This article discusses how the tax is calculated, filing and payment due dates and other requirements applicable to for-profit C corporations that incorporate in Delaware. In addition to paying the Franchise Tax, Delaware requires every corporation to have and maintain a registered agent in the State. This is a person or a representative that is physically located in Delaware.
DELAWARE ANNUAL FRANCHISE TAX CALCULATION INSTRUCTIONS
For more help with tax and compliance matters, see How can my corporation get help complying with Delaware’s requirements?.
Annual Report Franchise Tax
The minimum franchise tax is $175.00 for corporations using the Authorized Shares Method and $400.00 for corporations using the Assumed Par Value Capital Method. All corporations using either method will have a maximum tax of $200,000.00 unless it has been identified as a Large Corporate Filer, a guide to basic accounting principles then the tax will be $250,000.00. Delaware Franchise Tax calculations are prorated if a corporation’s authorized and/or issued shares change during the year. Technology and life sciences companies that choose to incorporate in Delaware must pay an annual franchise tax.
Delaware Annual Franchise Tax Directions
- This is a person or a representative that is physically located in Delaware.
- However, in addition to incorporation, a corporation must be “doing business” in Delaware to be subject to the state income tax.
- Incorporating in a state usually creates income tax nexus with the jurisdiction.
- The minimum tax when using this method is $400, and the maximum tax is $200,000.
This option is fairly simple; 5000 shares or less you pay the minimum $175. If your DE Corporation has high value assets, the Assumed Par Value Capital Method is more complicated, but sets a cheaper tax fee. It is mandatory for Delaware Corporations to file their annual franchise taxes online. There are several variables that enter the Assumed Par Value Capital Method including the corporation’s gross assets, issued shares, number of authorized shares and their par value. Delaware provides a Microsoft Excel worksheet that can be used to show the tax based on various assumptions.
Calculating the Delaware Franchise Tax
The Assumed Par Value Capital Method in the above example results in a much how unearned revenue fuels growth lower tax ($26,800 vs. $170,165). Delaware would automatically show the higher tax due on their website using the authorized shares method. It is up to the taxpayer to select the Assumed Par Value Capital Method if it results in a lower tax.

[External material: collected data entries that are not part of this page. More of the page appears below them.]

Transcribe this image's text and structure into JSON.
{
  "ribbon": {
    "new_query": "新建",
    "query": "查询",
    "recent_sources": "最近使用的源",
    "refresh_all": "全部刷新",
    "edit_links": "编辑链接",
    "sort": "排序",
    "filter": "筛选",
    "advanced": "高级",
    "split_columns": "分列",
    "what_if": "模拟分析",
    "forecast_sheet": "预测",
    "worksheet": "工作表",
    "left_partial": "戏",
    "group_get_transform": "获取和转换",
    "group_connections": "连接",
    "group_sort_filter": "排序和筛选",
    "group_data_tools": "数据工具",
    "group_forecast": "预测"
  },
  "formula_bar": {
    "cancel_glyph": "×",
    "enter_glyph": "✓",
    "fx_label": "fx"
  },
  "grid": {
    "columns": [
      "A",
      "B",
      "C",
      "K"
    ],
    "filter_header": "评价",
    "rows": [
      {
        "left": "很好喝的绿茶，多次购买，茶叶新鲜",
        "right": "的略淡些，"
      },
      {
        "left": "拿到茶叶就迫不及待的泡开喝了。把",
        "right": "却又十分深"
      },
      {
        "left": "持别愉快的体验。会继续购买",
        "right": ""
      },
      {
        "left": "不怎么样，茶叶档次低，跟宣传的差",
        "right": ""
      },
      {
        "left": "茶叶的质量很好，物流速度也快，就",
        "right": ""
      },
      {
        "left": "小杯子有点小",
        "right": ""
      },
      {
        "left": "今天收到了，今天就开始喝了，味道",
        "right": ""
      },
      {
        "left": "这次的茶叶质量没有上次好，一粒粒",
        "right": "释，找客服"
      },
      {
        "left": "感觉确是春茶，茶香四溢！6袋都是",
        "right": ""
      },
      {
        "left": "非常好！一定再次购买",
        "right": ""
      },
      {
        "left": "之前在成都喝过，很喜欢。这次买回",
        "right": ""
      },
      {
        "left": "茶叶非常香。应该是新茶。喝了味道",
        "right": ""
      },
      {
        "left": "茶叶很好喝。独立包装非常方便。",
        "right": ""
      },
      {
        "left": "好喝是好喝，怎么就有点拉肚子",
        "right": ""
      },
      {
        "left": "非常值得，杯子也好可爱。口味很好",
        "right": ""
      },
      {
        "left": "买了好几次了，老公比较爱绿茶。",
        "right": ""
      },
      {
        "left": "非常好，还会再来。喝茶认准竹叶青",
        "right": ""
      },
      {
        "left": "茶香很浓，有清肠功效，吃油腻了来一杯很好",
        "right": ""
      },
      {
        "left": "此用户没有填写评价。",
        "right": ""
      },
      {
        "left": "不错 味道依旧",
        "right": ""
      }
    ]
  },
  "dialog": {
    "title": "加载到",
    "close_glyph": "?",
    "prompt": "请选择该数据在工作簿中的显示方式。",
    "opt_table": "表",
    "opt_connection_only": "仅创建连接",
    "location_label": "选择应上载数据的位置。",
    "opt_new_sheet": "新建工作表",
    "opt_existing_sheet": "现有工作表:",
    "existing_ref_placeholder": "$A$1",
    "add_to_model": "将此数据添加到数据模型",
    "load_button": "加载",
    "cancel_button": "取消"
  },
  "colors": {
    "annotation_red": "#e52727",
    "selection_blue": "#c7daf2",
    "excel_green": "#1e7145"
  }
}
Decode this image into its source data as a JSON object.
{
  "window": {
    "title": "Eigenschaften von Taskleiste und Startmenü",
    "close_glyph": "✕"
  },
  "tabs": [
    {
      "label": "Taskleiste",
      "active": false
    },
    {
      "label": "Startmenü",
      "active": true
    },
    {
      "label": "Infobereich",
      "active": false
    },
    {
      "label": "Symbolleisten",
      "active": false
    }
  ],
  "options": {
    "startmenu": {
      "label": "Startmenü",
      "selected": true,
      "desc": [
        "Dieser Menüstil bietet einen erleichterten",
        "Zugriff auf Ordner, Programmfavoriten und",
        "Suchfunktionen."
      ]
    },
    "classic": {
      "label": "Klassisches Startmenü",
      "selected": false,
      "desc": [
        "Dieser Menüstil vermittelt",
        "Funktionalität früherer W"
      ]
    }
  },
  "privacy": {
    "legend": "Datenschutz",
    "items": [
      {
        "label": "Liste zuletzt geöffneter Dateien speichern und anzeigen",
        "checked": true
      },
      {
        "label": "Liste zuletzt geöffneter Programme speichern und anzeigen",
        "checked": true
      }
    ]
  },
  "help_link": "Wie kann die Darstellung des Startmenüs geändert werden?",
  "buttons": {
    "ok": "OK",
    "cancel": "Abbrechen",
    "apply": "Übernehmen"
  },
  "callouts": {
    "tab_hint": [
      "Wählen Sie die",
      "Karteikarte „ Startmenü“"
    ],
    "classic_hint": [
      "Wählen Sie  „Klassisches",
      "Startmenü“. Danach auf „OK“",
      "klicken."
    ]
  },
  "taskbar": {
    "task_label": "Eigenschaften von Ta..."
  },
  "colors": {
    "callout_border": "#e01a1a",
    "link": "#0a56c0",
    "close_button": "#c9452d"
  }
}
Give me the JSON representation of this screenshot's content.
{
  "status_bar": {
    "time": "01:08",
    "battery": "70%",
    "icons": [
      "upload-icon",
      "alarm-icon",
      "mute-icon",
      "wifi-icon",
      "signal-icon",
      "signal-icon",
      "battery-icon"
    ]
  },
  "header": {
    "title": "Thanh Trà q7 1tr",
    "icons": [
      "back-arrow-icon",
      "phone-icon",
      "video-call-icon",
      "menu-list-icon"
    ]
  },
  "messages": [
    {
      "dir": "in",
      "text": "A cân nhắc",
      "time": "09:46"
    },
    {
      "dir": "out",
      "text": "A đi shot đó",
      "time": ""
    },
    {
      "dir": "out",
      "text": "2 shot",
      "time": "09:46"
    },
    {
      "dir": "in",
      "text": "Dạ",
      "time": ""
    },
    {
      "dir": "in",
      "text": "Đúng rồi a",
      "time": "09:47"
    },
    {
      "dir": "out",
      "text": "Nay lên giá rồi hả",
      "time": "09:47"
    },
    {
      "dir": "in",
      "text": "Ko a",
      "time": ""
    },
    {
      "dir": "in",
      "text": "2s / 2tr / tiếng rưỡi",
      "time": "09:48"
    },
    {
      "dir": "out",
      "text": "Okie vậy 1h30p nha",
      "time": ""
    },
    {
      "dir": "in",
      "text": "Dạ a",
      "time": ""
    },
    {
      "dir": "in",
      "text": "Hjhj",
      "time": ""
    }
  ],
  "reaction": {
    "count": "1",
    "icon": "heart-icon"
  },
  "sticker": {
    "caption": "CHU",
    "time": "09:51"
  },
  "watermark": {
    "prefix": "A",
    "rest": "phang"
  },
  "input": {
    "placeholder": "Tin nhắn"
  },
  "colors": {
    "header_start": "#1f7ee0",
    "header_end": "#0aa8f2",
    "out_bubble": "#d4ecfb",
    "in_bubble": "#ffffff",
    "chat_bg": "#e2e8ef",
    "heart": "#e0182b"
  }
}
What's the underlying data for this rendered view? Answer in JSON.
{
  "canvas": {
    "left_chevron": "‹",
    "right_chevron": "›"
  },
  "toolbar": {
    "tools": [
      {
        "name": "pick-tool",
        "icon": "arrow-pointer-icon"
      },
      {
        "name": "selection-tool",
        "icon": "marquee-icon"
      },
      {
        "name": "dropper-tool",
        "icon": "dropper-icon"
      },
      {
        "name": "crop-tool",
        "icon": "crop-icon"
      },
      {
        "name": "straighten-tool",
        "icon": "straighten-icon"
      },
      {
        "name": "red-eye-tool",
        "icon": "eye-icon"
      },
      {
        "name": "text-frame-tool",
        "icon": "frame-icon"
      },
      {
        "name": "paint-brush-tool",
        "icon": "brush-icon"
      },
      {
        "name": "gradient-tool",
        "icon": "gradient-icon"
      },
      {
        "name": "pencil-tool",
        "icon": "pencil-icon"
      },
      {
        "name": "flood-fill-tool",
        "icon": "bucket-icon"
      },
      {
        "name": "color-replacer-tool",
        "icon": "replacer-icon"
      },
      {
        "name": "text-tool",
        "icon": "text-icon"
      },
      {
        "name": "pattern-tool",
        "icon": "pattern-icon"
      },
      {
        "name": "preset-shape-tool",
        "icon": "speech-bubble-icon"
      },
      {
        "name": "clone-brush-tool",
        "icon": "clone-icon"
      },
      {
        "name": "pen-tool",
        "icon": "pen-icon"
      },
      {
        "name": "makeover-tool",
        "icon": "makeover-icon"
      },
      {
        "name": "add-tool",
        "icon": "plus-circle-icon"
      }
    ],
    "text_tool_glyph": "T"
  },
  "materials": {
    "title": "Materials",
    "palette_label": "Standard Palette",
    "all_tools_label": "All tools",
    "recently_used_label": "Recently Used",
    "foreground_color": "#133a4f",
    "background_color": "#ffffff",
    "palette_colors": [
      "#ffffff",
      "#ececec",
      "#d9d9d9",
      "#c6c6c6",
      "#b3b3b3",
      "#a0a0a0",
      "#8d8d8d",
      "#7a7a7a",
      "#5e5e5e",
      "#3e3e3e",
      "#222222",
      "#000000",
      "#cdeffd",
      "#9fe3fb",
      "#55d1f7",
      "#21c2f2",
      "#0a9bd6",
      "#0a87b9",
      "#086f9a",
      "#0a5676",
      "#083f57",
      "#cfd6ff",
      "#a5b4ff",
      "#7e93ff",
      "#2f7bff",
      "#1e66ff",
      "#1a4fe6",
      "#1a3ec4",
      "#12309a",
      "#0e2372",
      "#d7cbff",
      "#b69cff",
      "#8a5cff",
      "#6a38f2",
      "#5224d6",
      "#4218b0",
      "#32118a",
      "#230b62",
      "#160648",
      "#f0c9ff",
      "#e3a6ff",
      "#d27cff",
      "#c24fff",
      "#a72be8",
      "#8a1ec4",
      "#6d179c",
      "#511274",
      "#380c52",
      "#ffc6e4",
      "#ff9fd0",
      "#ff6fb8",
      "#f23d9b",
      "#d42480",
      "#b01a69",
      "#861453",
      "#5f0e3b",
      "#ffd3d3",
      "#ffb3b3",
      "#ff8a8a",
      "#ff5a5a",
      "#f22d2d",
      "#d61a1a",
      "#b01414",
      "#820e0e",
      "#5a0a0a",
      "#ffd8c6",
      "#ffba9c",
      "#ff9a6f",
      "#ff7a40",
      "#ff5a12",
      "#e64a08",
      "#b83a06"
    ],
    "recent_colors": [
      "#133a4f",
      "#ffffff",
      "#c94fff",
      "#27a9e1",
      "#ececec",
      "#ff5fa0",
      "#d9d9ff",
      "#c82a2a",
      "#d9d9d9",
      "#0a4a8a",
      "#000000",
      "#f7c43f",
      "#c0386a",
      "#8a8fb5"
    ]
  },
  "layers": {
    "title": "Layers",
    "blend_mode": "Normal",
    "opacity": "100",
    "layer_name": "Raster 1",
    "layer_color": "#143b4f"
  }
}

If a company doesn’t have a physical presence in Delaware, there are professional registered agents available for hire; prices and levels of service vary. Incorporating in a state usually creates income tax nexus with the jurisdiction. However, in addition to incorporation, a corporation must be “doing business” in Delaware to be subject to the state income tax. The above calculations must be done for each class of stock that is authorized by a corporation.
A corporation generally has one year from the date of filing to amend a Delaware Franchise Tax return and claim a refund. A refund might be available if the Assumed Par Value Capital Method was not considered. Taxpayers owing $5,000.00 or more must pay estimated taxes in a beginner’s tutorial to accountant credentials quarterly installments with 40% due June 1, 20% due by September 1, 20% due by December 1, and the remainder due March 1.